Przepychanka o ściankę. Kopalni mistrzów świata grozi eksmisja

Utytułowany klub może stracić dach nad głową
Utytułowany klub może stracić dach nad głową
TVN24/ksmetro.pl
Utytułowany klub może stracić dach nad głową TVN24/ksmetro.pl

Siatkarski klub KS Metro Warszawa dochował się trzech mistrzów świata, ale ostatnio przeżywa ciężkie chwile. Niewykluczone, że będzie musiał poszukać sobie nowego dachu nad głową. Toczy o to wojnę z dyrekcją liceum na Ursynowie, od którego wynajmuje halę. Kością niezgody jest ściana wspinaczkowa, która ma w niej powstać. – Będziemy musieli przenieść się do innej hali, a w trakcie roku szkolnego trudno już coś znaleźć – obawiają się działacze.

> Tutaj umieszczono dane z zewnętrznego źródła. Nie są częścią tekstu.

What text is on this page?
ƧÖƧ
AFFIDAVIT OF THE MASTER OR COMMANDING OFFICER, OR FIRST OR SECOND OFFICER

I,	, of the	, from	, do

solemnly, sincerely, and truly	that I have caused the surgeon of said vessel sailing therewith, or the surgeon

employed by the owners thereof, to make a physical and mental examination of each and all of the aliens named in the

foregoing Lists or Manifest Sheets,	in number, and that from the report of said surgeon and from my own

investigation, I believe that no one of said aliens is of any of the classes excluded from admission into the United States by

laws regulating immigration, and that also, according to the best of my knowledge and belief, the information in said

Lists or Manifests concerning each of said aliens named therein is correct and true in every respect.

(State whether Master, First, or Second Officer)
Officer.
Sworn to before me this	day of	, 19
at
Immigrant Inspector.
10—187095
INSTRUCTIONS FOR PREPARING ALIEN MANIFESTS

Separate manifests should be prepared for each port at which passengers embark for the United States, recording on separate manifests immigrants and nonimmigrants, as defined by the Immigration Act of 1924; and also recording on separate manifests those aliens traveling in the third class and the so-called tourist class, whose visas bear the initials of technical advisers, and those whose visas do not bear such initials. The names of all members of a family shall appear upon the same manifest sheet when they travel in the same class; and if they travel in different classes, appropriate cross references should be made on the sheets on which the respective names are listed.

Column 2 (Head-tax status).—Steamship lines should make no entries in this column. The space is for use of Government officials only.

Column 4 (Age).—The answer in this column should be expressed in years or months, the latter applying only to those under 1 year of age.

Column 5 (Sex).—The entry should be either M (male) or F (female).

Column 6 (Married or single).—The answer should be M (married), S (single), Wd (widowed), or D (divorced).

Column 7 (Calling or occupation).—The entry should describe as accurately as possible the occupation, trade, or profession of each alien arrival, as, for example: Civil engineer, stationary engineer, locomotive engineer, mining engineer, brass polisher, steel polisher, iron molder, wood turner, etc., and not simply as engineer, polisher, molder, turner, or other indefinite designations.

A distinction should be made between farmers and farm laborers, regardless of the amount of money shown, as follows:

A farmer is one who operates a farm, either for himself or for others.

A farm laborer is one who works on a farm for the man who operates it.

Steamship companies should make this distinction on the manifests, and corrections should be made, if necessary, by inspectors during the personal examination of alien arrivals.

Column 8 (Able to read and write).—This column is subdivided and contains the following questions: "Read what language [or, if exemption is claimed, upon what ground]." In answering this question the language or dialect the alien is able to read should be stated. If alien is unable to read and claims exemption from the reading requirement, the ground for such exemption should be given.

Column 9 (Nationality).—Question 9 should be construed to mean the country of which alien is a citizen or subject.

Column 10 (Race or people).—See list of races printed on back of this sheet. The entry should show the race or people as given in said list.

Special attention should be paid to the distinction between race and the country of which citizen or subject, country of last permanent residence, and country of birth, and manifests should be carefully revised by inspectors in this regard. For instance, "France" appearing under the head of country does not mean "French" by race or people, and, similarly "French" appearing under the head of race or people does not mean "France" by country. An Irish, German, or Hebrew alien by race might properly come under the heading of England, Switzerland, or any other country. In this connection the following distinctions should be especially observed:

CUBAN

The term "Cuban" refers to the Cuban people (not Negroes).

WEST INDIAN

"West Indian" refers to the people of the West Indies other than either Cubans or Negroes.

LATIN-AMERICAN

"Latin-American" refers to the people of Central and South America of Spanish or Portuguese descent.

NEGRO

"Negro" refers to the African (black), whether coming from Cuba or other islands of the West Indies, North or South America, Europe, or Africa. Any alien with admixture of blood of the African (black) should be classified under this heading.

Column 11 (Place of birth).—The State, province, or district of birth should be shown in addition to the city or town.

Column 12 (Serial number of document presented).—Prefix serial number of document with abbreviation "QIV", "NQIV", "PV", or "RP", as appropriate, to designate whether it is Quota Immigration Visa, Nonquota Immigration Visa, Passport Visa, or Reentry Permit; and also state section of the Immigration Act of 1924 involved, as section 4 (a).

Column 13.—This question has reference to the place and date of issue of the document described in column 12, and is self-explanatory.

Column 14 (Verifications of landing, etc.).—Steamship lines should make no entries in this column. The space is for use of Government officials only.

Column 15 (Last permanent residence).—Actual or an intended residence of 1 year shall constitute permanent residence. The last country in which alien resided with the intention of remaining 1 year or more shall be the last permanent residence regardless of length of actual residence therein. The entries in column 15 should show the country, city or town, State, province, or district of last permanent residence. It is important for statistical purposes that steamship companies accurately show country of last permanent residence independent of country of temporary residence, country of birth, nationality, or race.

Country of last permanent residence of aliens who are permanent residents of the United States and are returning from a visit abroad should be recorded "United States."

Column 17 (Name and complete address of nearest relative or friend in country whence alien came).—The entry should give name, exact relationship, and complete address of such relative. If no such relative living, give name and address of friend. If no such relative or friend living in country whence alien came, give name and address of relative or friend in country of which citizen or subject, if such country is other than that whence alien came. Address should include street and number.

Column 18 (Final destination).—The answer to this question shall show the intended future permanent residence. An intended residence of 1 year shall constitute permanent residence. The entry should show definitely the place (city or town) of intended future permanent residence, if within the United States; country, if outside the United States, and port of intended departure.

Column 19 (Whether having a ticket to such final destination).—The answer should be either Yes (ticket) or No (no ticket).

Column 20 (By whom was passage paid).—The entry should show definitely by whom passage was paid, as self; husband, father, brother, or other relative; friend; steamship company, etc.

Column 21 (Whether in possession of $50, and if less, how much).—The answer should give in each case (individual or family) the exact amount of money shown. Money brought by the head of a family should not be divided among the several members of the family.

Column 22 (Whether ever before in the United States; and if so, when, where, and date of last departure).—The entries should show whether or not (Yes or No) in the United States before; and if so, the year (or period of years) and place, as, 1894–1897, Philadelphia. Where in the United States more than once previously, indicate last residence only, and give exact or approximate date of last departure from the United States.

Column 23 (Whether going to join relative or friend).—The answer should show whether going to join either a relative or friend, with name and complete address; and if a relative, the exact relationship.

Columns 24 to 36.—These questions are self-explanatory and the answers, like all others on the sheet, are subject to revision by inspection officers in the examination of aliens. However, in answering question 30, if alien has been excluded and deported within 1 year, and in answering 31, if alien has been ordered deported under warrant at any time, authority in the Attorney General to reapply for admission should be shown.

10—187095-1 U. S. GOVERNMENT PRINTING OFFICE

W Metrze pierwsze siatkarskie szlify zbierali Andrzej Wrona, Karol Kłos i Piotr Nowakowski, złoci medaliści niedawnych mistrzostw świata. Jeszcze niedawno w klubie wielokrotnego młodzieżowego mistrza Polski cieszono się złotem, a teraz poważnie się zastanawiają nad przyszłością.

Ta nie rysuje się kolorowo. Metro, które w tym roku obchodzi 20-lecie, może stracić dach nad głową. Obecnie szkoli młodzież w hali należącej do Liceum im. Lajosa Kossutha na Ursynowie, ale nie wiadomo co dalej, bo za kilka dni w sali przy ul. Hirszfelda rozpocznie się mała rewolucja. Ma potrwać miesiąc, a efektem końcowym będzie zainstalowana po sąsiedzku z boiskiem ścianka wspinaczkowa.

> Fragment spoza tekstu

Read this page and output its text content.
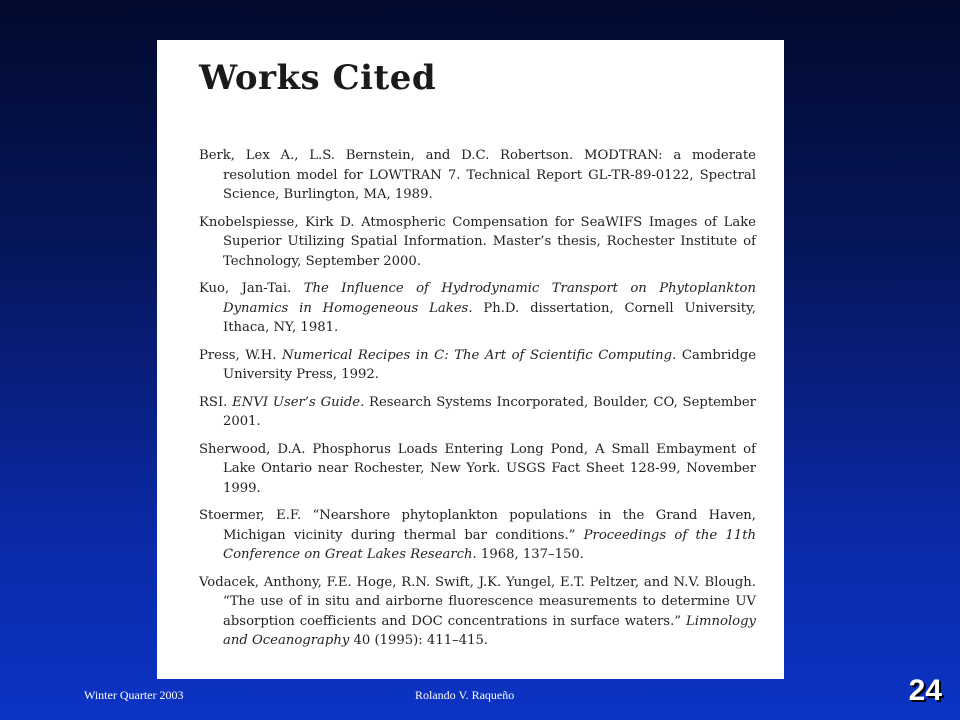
Works Cited
Berk, Lex A., L.S. Bernstein, and D.C. Robertson. MODTRAN: a moderate resolution model for LOWTRAN 7. Technical Report GL-TR-89-0122, Spectral Science, Burlington, MA, 1989.
Knobelspiesse, Kirk D. Atmospheric Compensation for SeaWIFS Images of Lake Superior Utilizing Spatial Information. Master’s thesis, Rochester Institute of Technology, September 2000.
Kuo, Jan-Tai. The Influence of Hydrodynamic Transport on Phytoplankton Dynamics in Homogeneous Lakes. Ph.D. dissertation, Cornell University, Ithaca, NY, 1981.
Press, W.H. Numerical Recipes in C: The Art of Scientific Computing. Cambridge University Press, 1992.
RSI. ENVI User’s Guide. Research Systems Incorporated, Boulder, CO, September 2001.
Sherwood, D.A. Phosphorus Loads Entering Long Pond, A Small Embayment of Lake Ontario near Rochester, New York. USGS Fact Sheet 128-99, November 1999.
Stoermer, E.F. “Nearshore phytoplankton populations in the Grand Haven, Michigan vicinity during thermal bar conditions.” Proceedings of the 11th Conference on Great Lakes Research. 1968, 137–150.
Vodacek, Anthony, F.E. Hoge, R.N. Swift, J.K. Yungel, E.T. Peltzer, and N.V. Blough. “The use of in situ and airborne fluorescence measurements to determine UV absorption coefficients and DOC concentrations in surface waters.” Limnology and Oceanography 40 (1995): 411–415.
Winter Quarter 2003	Rolando V. Raqueño	24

- Dyrektor szkoły mówił, że pojawi się ona najwcześniej w przerwie świąteczno-noworocznej. Ostatnio jednak z uśmiechem na ustach wręczył nam pismo, w którym informuje nas, że pracę instalacyjne rozpoczną się już 3 listopada – mówi sport.tvn24.pl Wojciech Szczucki, prezes utytułowanego klubu.

- Ścianka wspinaczkowa uniemożliwia nam treningi w takiej formie jak do tej pory, bo ze względów bezpieczeństwa wyłącza część sali z użytkowania – dodaje Dariusz Kopaniak, dyrektor KS Metro.

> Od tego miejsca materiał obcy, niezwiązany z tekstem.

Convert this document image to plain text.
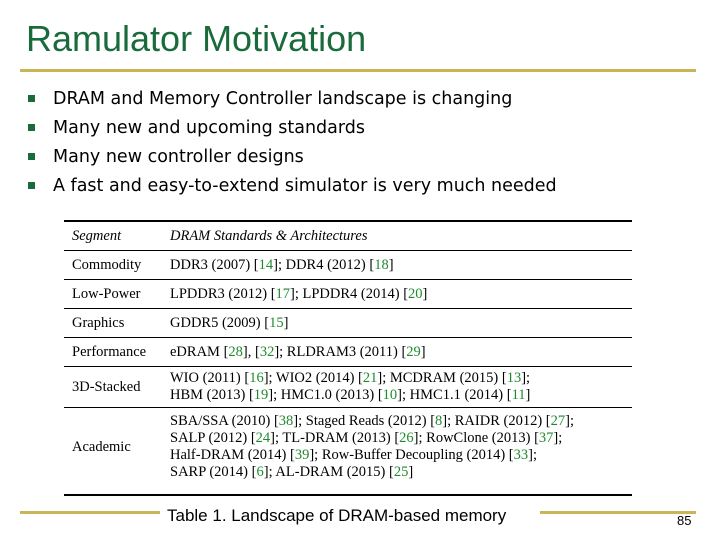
Ramulator Motivation
DRAM and Memory Controller landscape is changing
Many new and upcoming standards
Many new controller designs
A fast and easy-to-extend simulator is very much needed
Segment	DRAM Standards & Architectures
Commodity	DDR3 (2007) [14]; DDR4 (2012) [18]

Low-Power	LPDDR3 (2012) [17]; LPDDR4 (2014) [20]

Graphics	GDDR5 (2009) [15]

Performance	eDRAM [28], [32]; RLDRAM3 (2011) [29]

3D-Stacked	WIO (2011) [16]; WIO2 (2014) [21]; MCDRAM (2015) [13];
HBM (2013) [19]; HMC1.0 (2013) [10]; HMC1.1 (2014) [11]

Academic	SBA/SSA (2010) [38]; Staged Reads (2012) [8]; RAIDR (2012) [27];
SALP (2012) [24]; TL-DRAM (2013) [26]; RowClone (2013) [37];
Half-DRAM (2014) [39]; Row-Buffer Decoupling (2014) [33];
SARP (2014) [6]; AL-DRAM (2015) [25]
Table 1. Landscape of DRAM-based memory	85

Hala, którą może stracić MetroTVN24

Szkoła nie chce rozwodu

Ripostuje dyrektor liceum Paweł Mazur: - Dla klubu tak naprawdę nic się nie zmieni. Dzieci z Metra ćwiczą na sali od poniedziałku do piątku w godzinach 16-20. Jedyna zmiana, to fakt, że po 20, gdy na hali rozpoczynają się rozgrywki siatkarskiej ligi czwórek, wyłączymy z użytkowania 1/3 sali.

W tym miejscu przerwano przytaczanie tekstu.